Kate Chisholm

A matter of life and death | 16 March 2017

Radio 4’s five-part series on the murder that rocked Chinese society was offputtingly jokey, whereas Radio 3’s story of how radio saved opera was tantalising

It was the crime story that showed us just how much China has changed since its years of social, political and economic isolation. The discovery on 16 November 2011 of the dead body of the British businessman Neil Heywood in Room 1605 of the Lucky Holiday Hotel in the Chinese city of Chongqing was not in itself so shocking. Sordid maybe, as it was declared by the Chinese authorities that he had died of excessive alcohol consumption. But nothing more than that. The revelations that followed, though, transformed the case into an international cause célèbre, the inner workings of Chinese politics unravelling before the greedy eyes of the foreign media. Heywood, it has been suggested, was if not a spy then at least an ‘informer’ working for the British government. He did not die from natural causes but was poisoned by the wife of a leading Chinese politician who had been tipped for high office until her arrest and trial proved his undoing.

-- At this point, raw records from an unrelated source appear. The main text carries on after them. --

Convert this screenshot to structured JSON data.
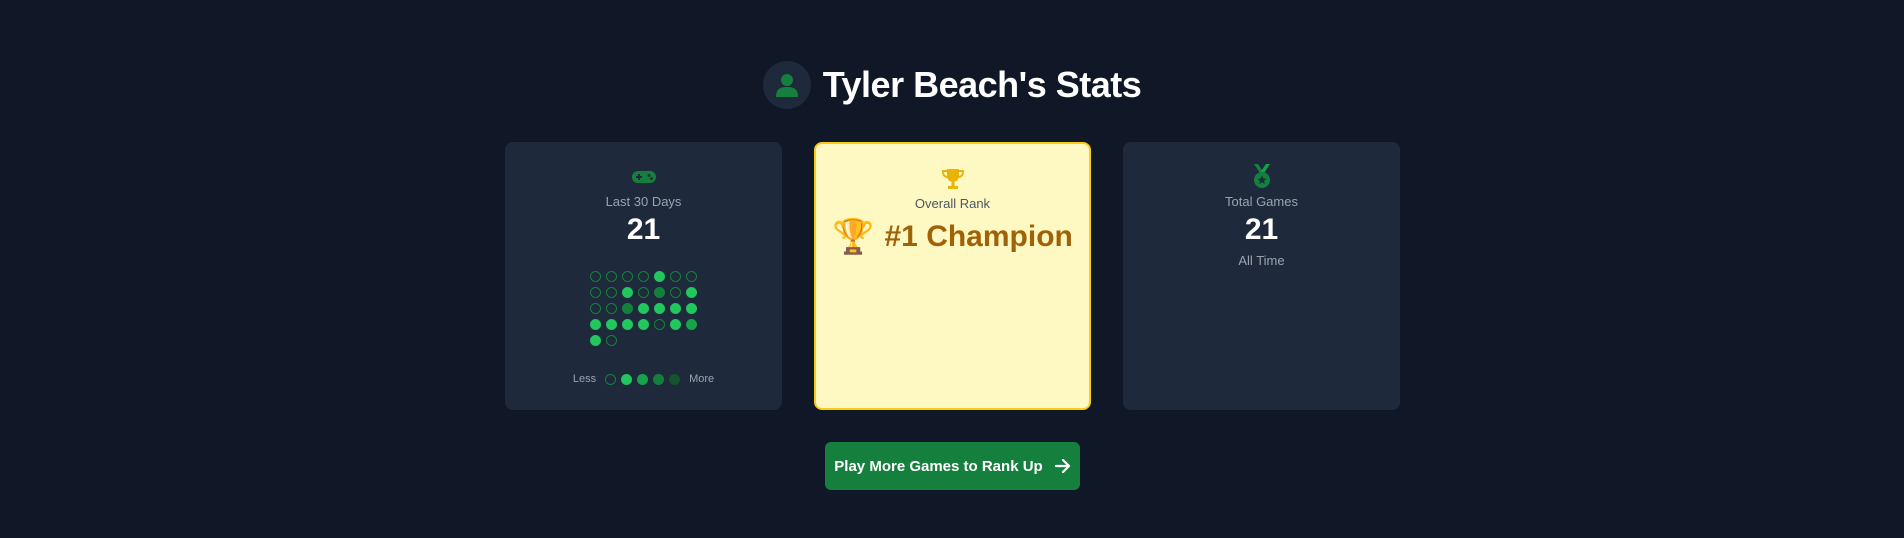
{
  "header": {
    "title": "Tyler Beach's Stats",
    "avatar_icon": "user-icon"
  },
  "cards": {
    "recent": {
      "icon": "gamepad-icon",
      "label": "Last 30 Days",
      "value": "21",
      "activity_levels": [
        0,
        0,
        0,
        0,
        1,
        0,
        0,
        0,
        0,
        1,
        0,
        3,
        0,
        1,
        0,
        0,
        3,
        1,
        1,
        1,
        1,
        1,
        1,
        1,
        1,
        0,
        1,
        2,
        1,
        0
      ],
      "legend": {
        "less": "Less",
        "more": "More",
        "levels": [
          0,
          1,
          2,
          3,
          4
        ]
      }
    },
    "rank": {
      "icon": "trophy-icon",
      "label": "Overall Rank",
      "emoji": "🏆",
      "value": "#1 Champion"
    },
    "total": {
      "icon": "medal-icon",
      "label": "Total Games",
      "value": "21",
      "sub": "All Time"
    }
  },
  "cta": {
    "label": "Play More Games to Rank Up",
    "icon": "arrow-right-icon"
  },
  "colors": {
    "background": "#101828",
    "card": "#1e293b",
    "accent_green": "#15803d",
    "rank_bg": "#fef9c3",
    "rank_border": "#facc15",
    "rank_text": "#a16207"
  }
}
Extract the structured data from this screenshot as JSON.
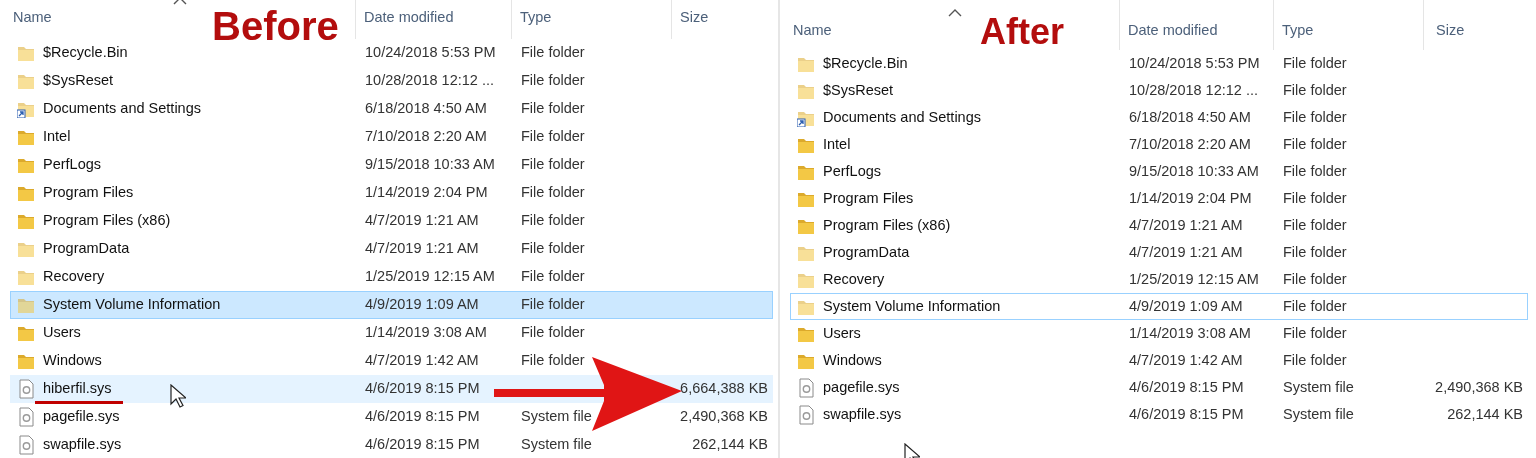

Carrie Grace’s five-part series for Radio 4, Intrigue: Murder in the Lucky Holiday Hotel (produced by Neal Razzell and Maria Byrne), was almost as shocking as the story itself. Slick, efficient and professional, it was also shaped very definitely for the podcast market and was very different in tone from the usual Radio 4 documentary. It was very listenable and hugely engaging, but the catchy soundbites and multiple voices, though livening up the storytelling, did not make its complex trail any clearer to follow.

We were taken first of all not to Beijing but to Bournemouth and a short interview with a balloon-seller who back in 2000 was approached by Heywood’s killer, the elegant but ‘dangerous’ Gu Kailai. She was in Britain because her son was at an expensive public school here, and on a whim had decided to import hot-air balloons into China to satisfy a growing demand for them.